In other words get rid of your Samaritan wives and children and marry only the daughters of Judah, who are coming in the second wave of resettlement.

Such harsh requirements caused some to ask,

“What kind of God is guiding the re-construction era?”

So in this teaching story, this cautionary tale, Jonah is presented as a prophet of old.
He knows God.
He can talk with God.
In fact, he has been a little worried about God lately.
God seems to be going a little soft on crime.
The ‘eye for an eye’ of Exodus isn’t so pronounced these days.
God seems to be going soft on judgment and retribution.
God seems to be going soft on purity and exclusion

So when God calls to Jonah to go to Nineveh, the capital city of the Assyrians, their hated enemy, Jonah wants nothing to do with it.
If God is going soft on punishment, and purity, Jonah is going off in the opposite direction.

However a storm blows up and Jonah’s scheme is revealed and he is thrown overboard.
The next thing we know, Jonah is swallowed up by a sea monster.
There, Jonah languishes for three days obviously beyond God’s concern, since he has been swallowed by an unclean creature.
Jonah laments to God anyway, and unexpectedly, God hears his cry and incorrectly has the sea monster spit Jonah up on the beach.

Jonah travels to Nineveh this time, a city so large that it takes three days to pass through on foot.
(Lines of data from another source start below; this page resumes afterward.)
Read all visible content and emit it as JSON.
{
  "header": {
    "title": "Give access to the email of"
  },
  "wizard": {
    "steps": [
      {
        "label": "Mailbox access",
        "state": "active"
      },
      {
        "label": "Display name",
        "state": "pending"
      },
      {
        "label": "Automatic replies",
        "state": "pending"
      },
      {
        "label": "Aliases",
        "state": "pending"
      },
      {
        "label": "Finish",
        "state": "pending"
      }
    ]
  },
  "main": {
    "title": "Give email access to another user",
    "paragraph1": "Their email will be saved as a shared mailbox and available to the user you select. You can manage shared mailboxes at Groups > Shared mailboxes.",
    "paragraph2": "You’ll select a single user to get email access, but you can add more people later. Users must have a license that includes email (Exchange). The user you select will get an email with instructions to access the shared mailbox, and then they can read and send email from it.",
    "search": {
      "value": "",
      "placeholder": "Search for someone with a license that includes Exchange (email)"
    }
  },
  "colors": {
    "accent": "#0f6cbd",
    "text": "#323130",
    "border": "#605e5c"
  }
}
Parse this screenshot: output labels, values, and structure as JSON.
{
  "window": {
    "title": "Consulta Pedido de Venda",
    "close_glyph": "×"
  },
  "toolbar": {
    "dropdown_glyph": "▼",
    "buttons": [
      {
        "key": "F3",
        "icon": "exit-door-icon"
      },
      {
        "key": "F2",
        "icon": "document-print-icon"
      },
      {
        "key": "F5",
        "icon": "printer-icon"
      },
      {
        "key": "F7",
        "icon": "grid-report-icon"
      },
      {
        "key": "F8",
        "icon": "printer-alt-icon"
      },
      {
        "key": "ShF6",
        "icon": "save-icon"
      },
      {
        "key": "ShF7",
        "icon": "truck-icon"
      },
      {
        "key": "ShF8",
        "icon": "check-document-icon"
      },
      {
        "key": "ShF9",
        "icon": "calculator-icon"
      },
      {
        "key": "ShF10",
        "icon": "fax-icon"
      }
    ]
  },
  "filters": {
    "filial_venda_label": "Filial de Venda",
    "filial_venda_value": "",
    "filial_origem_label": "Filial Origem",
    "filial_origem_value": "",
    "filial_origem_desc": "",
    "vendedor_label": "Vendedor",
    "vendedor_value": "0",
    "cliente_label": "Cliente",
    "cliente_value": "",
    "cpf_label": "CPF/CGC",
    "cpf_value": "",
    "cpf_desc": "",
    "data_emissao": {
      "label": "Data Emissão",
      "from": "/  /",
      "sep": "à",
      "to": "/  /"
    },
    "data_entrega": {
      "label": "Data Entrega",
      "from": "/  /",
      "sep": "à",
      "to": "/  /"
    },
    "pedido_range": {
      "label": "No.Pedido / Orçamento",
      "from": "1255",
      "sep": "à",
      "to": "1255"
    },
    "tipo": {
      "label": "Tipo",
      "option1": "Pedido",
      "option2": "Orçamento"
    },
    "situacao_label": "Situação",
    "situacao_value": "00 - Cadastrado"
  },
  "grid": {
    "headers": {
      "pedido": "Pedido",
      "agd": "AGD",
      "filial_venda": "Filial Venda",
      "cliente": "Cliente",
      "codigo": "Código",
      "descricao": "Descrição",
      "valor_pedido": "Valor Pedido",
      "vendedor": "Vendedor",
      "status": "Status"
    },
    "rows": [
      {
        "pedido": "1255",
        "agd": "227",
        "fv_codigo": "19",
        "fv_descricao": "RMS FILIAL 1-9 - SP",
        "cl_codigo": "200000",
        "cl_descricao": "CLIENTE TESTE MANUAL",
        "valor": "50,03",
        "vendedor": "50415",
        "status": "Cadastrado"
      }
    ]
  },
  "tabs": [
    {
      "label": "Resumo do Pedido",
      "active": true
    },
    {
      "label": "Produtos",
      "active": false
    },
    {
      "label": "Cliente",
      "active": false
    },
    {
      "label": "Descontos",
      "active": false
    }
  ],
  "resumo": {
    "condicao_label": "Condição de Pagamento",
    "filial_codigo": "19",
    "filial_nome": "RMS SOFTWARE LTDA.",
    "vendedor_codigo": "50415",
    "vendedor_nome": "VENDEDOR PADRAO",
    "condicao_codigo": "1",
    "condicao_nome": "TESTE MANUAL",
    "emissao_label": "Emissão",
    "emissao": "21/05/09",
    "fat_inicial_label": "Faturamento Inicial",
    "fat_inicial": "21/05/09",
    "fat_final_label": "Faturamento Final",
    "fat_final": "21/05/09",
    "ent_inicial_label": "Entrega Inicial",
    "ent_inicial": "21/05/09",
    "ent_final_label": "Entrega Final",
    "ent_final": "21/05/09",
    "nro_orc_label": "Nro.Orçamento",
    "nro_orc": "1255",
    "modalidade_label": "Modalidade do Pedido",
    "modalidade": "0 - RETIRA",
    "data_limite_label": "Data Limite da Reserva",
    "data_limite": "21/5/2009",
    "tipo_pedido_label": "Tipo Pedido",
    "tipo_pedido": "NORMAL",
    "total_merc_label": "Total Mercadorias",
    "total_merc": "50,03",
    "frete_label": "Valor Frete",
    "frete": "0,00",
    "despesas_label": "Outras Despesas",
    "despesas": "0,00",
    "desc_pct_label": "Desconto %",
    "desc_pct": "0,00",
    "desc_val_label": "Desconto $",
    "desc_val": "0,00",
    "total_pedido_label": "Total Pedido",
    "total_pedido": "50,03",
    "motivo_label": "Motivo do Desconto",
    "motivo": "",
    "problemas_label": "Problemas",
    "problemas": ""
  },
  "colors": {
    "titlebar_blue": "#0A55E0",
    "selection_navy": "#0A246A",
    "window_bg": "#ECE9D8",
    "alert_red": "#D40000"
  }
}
He enters the city going a-day’s walk and tells them that in forty days they will be destroyed. Word quickly spreads and over night the King and all his subjects unexpectedly repent. Even the beasts of burden put on sackcloth and ashes.
This is more than amazing.
Jonah goes a third of the distance and the Ninevites go the rest of the way and then some.
Are we getting the satire yet?

Jonah was always afraid something like this might happen, and with God going soft on purity and punishment it is the worst of outcomes.

“What kind of God is this?”

Jonah is so angry that he wishes he were dead.
So he leaves the city and sits in the scorching sun to see what happens.

We all have our Jonah moments.
We all have our Jonah moments when God calls us to be compassionate in a situation and we so don’t want to be.

We all have our Jonah moments when we want to get even, counting the times before we can self-righteously strike back, and yet God keeps saying in our ear “forgive.”

We all have our Jonah moments when we want to practice being right instead of being kind, or helpful.

We all have our Jonah moments when we want to remain pure: when we don’t want to play by the new rules of acceptance and inclusion: when we feel we still have the right to be angry and dismiss others as unworthy.

We have all been there one way or another: When there is too much of us and there is not enough, gratitude or respect for others.

Now God isn’t finished with Jonah, or us, for that matter.

In response to Jonah’s self-righteous indignation simmering in the sun, God causes a bush to grow up and shelter Jonah from the rays.
The next day, God causes a worm to eat the bush and destroy it.
Now Jonah is even angrier, and feels sorry for the bush. He is totally caught up in self-referencing. He is totally caught up in that vortex of total self-involvement.

Then God asks, “Why are you angry about the destruction of the bush and not about the destruction of Nineveh with its 120,000 inhabitants?

So let’s get back to the initial issue: What kind of God guides the re-construction of Judea?

The Book of Jonah suggests:
The right kind of God values each and every one of us.
The right kind of God forgives everyone.
The right kind of God redeems, resources and sets us all free for the future.

Let's move to the present.

What kind of God will guide the reconstruction of Christianity?

The right kind of God, who values every one of us.
The right kind of God, who forgives every one of us.
The right kind of God, who redeems, resources and sets every one of us free for the future.

Valued, forgiven, redeemed, resourced and liberated people live with an attitude of gratitude, and a deep respect for others. We know that we have been blessed; we know that we are part of something more wonderful than ourselves.

The Application for Today:
An attitude of gratitude, and deep respect for others always finds God’s way forward.